Sur ce trait, elle se retira, déjà remise du voyage et toute rafraîchie, elle, par la perspective du combat.
Quand Fanny se fut assurée en tremblant, le lendemain matin, qu’aucun soldat ne se montrait sur la route, elle gagna le jardin où Berthe attendait le déjeuner en considérant les pois en train de «perdre». Elle ne savait plus, vraiment, où elle en était, car ce curieux instinct nouveau qui venait de lui être révélé ne la soutenait que lorsque ses yeux de chair pouvaient se poser sur son fils. Hors de sa vue, elle n’était réellement qu’une créature tremblante, agitée, soumise aux autres.

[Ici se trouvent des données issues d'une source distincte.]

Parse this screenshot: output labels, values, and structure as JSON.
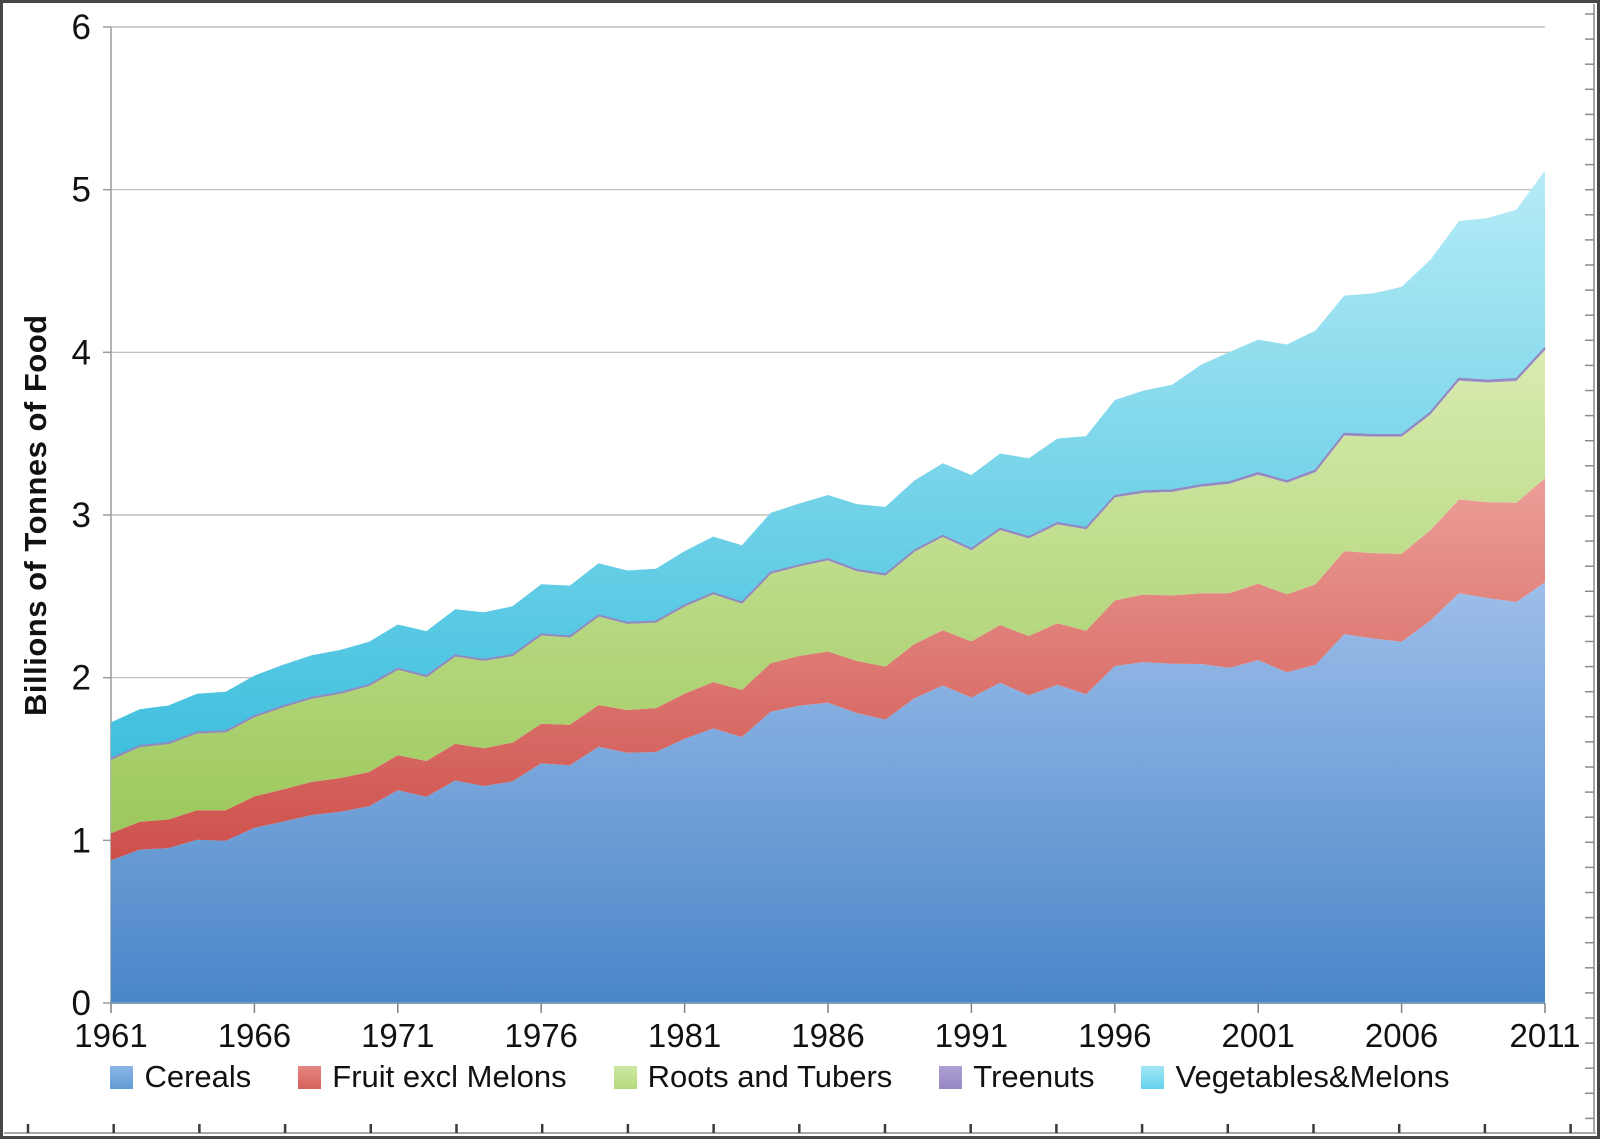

Berthe vint au-devant d’elle. Il y avait sur sa figure une espèce de résolution qui effraya Fanny en même temps qu’elle la rassurait. Et elle attendit qu’elle parlât. Ce fut aussitôt.
—Fanny, pendant que tu dormais, j’ai parlé avec le père Oursel. Le soldat est venu tous les jours.
Elle s’arrêta, le temps de jouir de son effet sur la malheureuse, et reprit:
—Tous les jours! Tu vois ce qu’on suppose, ce qu’on dit. Encore, ce n’est rien, parce que nous n’y étions pas. Mais, maintenant, qu’est-ce qui va arriver?
Devant elle, Fanny restait pétrifiée, sans voix. Berthe reprit encore:
—Tu ne sais pas? Tu n’as pas une idée? Pourtant, c’est à cause de toi que tout ça est arrivé. Mais j’ai déjà vu ce qu’il fallait faire.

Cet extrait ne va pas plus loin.